Cambridge is “one of the few American towns that may be said to have owed their very name and existence to the pursuit of letters” (T. W. Higginson). Its site was selected in 1630 by Governor Winthrop and others as suitable for fortifications and defence, and it was intended to make it the capital of the Massachusetts Bay Colony; but as Boston’s peninsular position gave it the advantage in commerce and in defence against the Indians, the plan fell through, although up to 1638 various sessions of the general court and particular courts were held here.
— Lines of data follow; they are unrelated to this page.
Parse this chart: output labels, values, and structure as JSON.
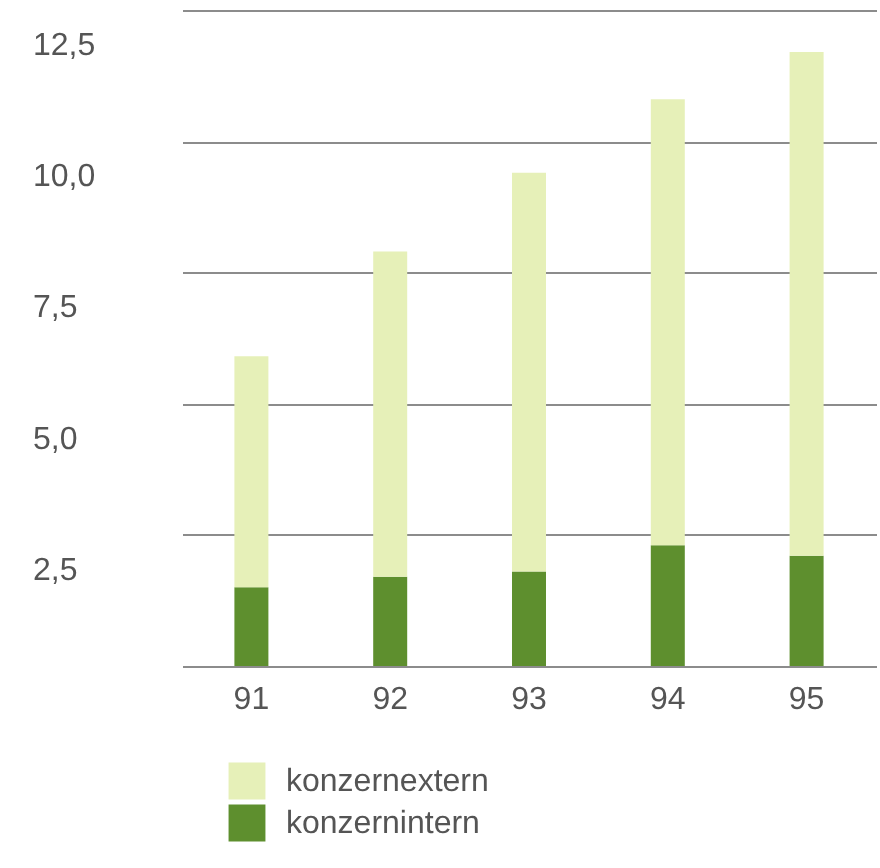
{
  "chart_data": {
    "type": "bar",
    "stacked": true,
    "categories": [
      "91",
      "92",
      "93",
      "94",
      "95"
    ],
    "series": [
      {
        "name": "konzernintern",
        "color": "#5e8f2e",
        "values": [
          1.5,
          1.7,
          1.8,
          2.3,
          2.1
        ]
      },
      {
        "name": "konzernextern",
        "color": "#e6f0b8",
        "values": [
          4.4,
          6.2,
          7.6,
          8.5,
          9.6
        ]
      }
    ],
    "ylim": [
      0,
      12.5
    ],
    "yticks": [
      {
        "value": 0,
        "label": null
      },
      {
        "value": 2.5,
        "label": "2,5"
      },
      {
        "value": 5,
        "label": "5,0"
      },
      {
        "value": 7.5,
        "label": "7,5"
      },
      {
        "value": 10,
        "label": "10,0"
      },
      {
        "value": 12.5,
        "label": "12,5"
      }
    ],
    "grid": "y",
    "legend": "bottom"
  }
}
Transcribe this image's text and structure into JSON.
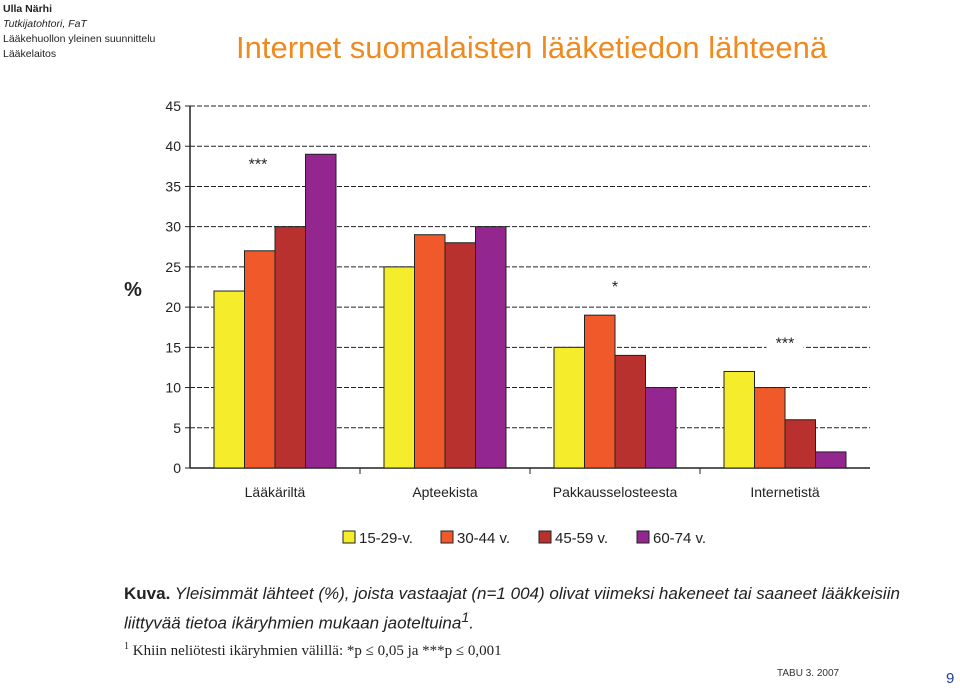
{
  "author": {
    "name": "Ulla Närhi",
    "role": "Tutkijatohtori, FaT",
    "line3": "Lääkehuollon yleinen suunnittelu",
    "line4": "Lääkelaitos"
  },
  "slide_title": "Internet suomalaisten lääketiedon lähteenä",
  "caption": {
    "label": "Kuva.",
    "text": "Yleisimmät lähteet (%), joista vastaajat (n=1 004) olivat viimeksi hakeneet tai saaneet lääkkeisiin liittyvää tietoa ikäryhmien mukaan jaoteltuina",
    "sup": "1",
    "end": "."
  },
  "footnote": {
    "sup": "1",
    "text": "Khiin neliötesti ikäryhmien välillä: *p ≤ 0,05 ja ***p ≤ 0,001"
  },
  "source": "TABU 3. 2007",
  "page_number": "9",
  "colors": {
    "title": "#ef8a1e",
    "series": [
      "#f5ec2c",
      "#f0592a",
      "#b8312f",
      "#93278f"
    ]
  },
  "chart_data": {
    "type": "bar",
    "ylabel": "%",
    "ylim": [
      0,
      45
    ],
    "yticks": [
      0,
      5,
      10,
      15,
      20,
      25,
      30,
      35,
      40,
      45
    ],
    "categories": [
      "Lääkäriltä",
      "Apteekista",
      "Pakkausselosteesta",
      "Internetistä"
    ],
    "series": [
      {
        "name": "15-29-v.",
        "values": [
          22,
          25,
          15,
          12
        ]
      },
      {
        "name": "30-44 v.",
        "values": [
          27,
          29,
          19,
          10
        ]
      },
      {
        "name": "45-59 v.",
        "values": [
          30,
          28,
          14,
          6
        ]
      },
      {
        "name": "60-74 v.",
        "values": [
          39,
          30,
          10,
          2
        ]
      }
    ],
    "significance": [
      "***",
      "",
      "*",
      "***"
    ],
    "legend_position": "bottom",
    "grid": "dashed horizontal"
  }
}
The township records (published) are continuous since 1632. A direct tax for the wooden “pallysadoe” about Cambridge led the township of Watertown in 1632 to make the first protest in America against taxation without representation. The settlement was first known as the “New Towne,” but in 1638 was named Cambridge in honour of the English Cambridge, where several score of the first immigrants to the colony were educated. The oldest college in America (Harvard) was founded here in 1636. In 1639 there was set up in Cambridge the first printing press of British North America (Boston having none until 1676). Other notable dates in history are 1637 and 1647, when general synods of New England churches met at Cambridge to settle disputed doctrine and define orthodoxy; the departure for Connecticut of Thomas Hooker’s congregation in 1636; the meeting of the convention that framed the present constitution of the commonwealth, 1779–1780; the separation of the Congregationalists and Unitarians of the first parish church, in 1829; and the grant of a city charter in 1846. The original township of Cambridge was very large, and there have been successively detached from it, Newton (1691), Lexington (1713), Brighton (1837) and Arlington (1867).

See Lucius R. Paige, History of Cambridge, Massachusetts, 1630–1877 (Boston, Mass., 1877); T. W. Higginson, Old Cambridge (New York, 1899); Arthur Gilman (ed.), The Cambridge of Eighteen Hundred and Ninety-Six (Cambridge, 1896); and Historic Guide to Cambridge (Cambridge, 1907.).